Data value extractor

The Data Value Extractor serves to extract data from a document that is linked in annotation's metadata. The main use case is to process data from REST API Export as a part of the Export Pipeline.

Installation

  1. Login to your Rossum account.
  2. Navigate to Extensions → My extensions.
  3. Click on Create extension.
  4. Fill the following fields:
    1. Name: Data value extractor
    2. Trigger events: Export
    3. Extension type: Webhook
    4. URL (see below)
  5. In "Advanced settings" select Token owner (should have Admin access)
  6. Click Create the webhook.
EnvironmentWebhook URL
EU1 Irelandhttps://elis.data-value-extractor.rossum-ext.app/
EU2 Frankfurthttps://shared-eu2.data-value-extractor.rossum-ext.app/
US east coasthttps://us.data-value-extractor.rossum-ext.app/
Japan Tokyohttps://shared-jp.data-value-extractor.rossum-ext.app/

Available configuration options

Simple extraction example.

{
"extract": [
{
"format": "json",
"source_reference_key": "ifs_export_reply_payload",
"extract_rules": [
{
"value_path": "MessageId[0].value",
"target_schema_id": "ifs_reply_message_id"
}
]
}
]
}

More complex configuration example using extraction from two different source_reference_key and two extract_rules in the second one.

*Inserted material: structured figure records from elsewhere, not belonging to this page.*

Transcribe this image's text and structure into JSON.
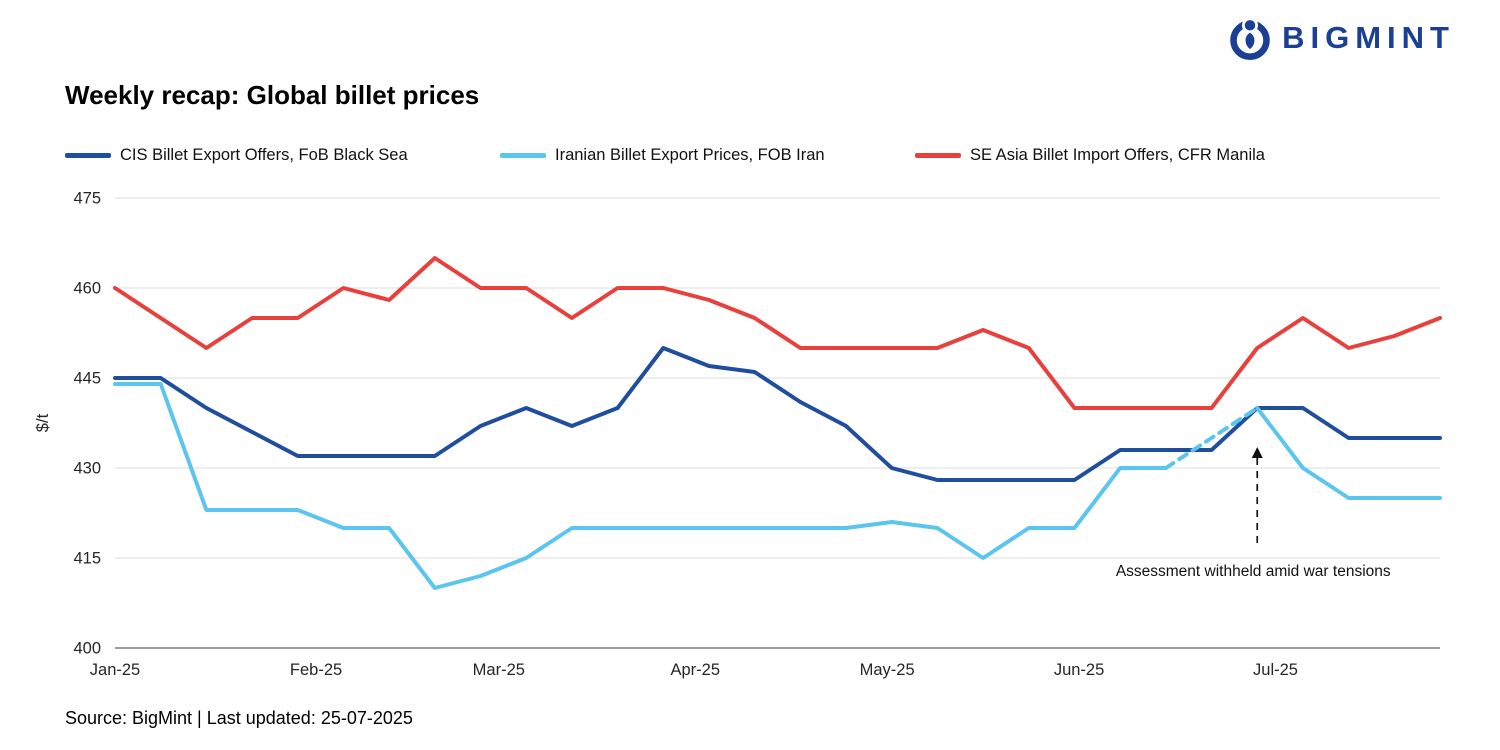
{
  "logo": {
    "text": "BIGMINT"
  },
  "title": "Weekly recap: Global billet prices",
  "source_line": "Source: BigMint | Last updated: 25-07-2025",
  "chart_data": {
    "type": "line",
    "title": "Weekly recap: Global billet prices",
    "xlabel": "",
    "ylabel": "$/t",
    "ylim": [
      400,
      475
    ],
    "yticks": [
      400,
      415,
      430,
      445,
      460,
      475
    ],
    "grid": "horizontal",
    "legend_position": "top",
    "x_unit": "week",
    "xticks": [
      {
        "label": "Jan-25",
        "week": 0
      },
      {
        "label": "Feb-25",
        "week": 4.4
      },
      {
        "label": "Mar-25",
        "week": 8.4
      },
      {
        "label": "Apr-25",
        "week": 12.7
      },
      {
        "label": "May-25",
        "week": 16.9
      },
      {
        "label": "Jun-25",
        "week": 21.1
      },
      {
        "label": "Jul-25",
        "week": 25.4
      }
    ],
    "series": [
      {
        "name": "CIS Billet Export Offers, FoB Black Sea",
        "color": "#1F4E9E",
        "values": [
          445,
          445,
          440,
          436,
          432,
          432,
          432,
          432,
          437,
          440,
          437,
          440,
          450,
          447,
          446,
          441,
          437,
          430,
          428,
          428,
          428,
          428,
          433,
          433,
          433,
          440,
          440,
          435,
          435,
          435
        ]
      },
      {
        "name": "Iranian Billet Export Prices, FOB Iran",
        "color": "#5CC5EF",
        "values": [
          444,
          444,
          423,
          423,
          423,
          420,
          420,
          410,
          412,
          415,
          420,
          420,
          420,
          420,
          420,
          420,
          420,
          421,
          420,
          415,
          420,
          420,
          430,
          430,
          435,
          440,
          430,
          425,
          425,
          425
        ],
        "dashed_segment": [
          23,
          25
        ],
        "dashed_note": "dashed section = assessment withheld"
      },
      {
        "name": "SE Asia Billet Import Offers, CFR Manila",
        "color": "#E8403C",
        "values": [
          460,
          455,
          450,
          455,
          455,
          460,
          458,
          465,
          460,
          460,
          455,
          460,
          460,
          458,
          455,
          450,
          450,
          450,
          450,
          453,
          450,
          440,
          440,
          440,
          440,
          450,
          455,
          450,
          452,
          455
        ]
      }
    ],
    "annotation": {
      "text": "Assessment withheld amid war tensions",
      "arrow_week": 25,
      "arrow_from_value": 417.5,
      "arrow_to_value": 433.5
    }
  }
}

There is also the condition used, which is reference to a document ID in the annotation which triggers the execution of the extraction.

{
"extract": [
{
"format": "json",
"extract_rules": [
{
"value_path": "doc_id",
"target_schema_id": "erp_doc_id"
}
],
"source_reference_key": "api_xml_export_reply_payload"
},
{
"format": "json",
"condition": "@{api_gate}",
"extract_rules": [
{
"value_path": "status_code",
"target_schema_id": "erp_api_status_code"
},
{
"value_path": "headers.etag",
"target_schema_id": "erp_api_etag"
}
],
"source_reference_key": "api_xml_export_reply_headers"
}
]
}

Parameters

Extract Object

The extract object consists of the following parameters:

AttributeTypeDescription
formatstrFile format. Currently, only json value is supported.
conditionstrReference to annotation.content schema_id that holds evaluated value. When it's empty or "false" (case insensitive), this section won't be evaluated. Otherwise, it will proceed. The condition follows the JSON templating syntax e.g. "condition": "@{api_gate}"
source_reference_keystrRelation key into metadata for source document.
extract_rulesobjectRules to update annotation's content.

The extract_rules object defines how values are extracted and stored:

AttributeTypeDescription
value_pathstrQuery to get the value from the referred document. In case of format=json, it should be in jmespath syntax.
target_schema_idstrAnnotation's schema_id to be updated.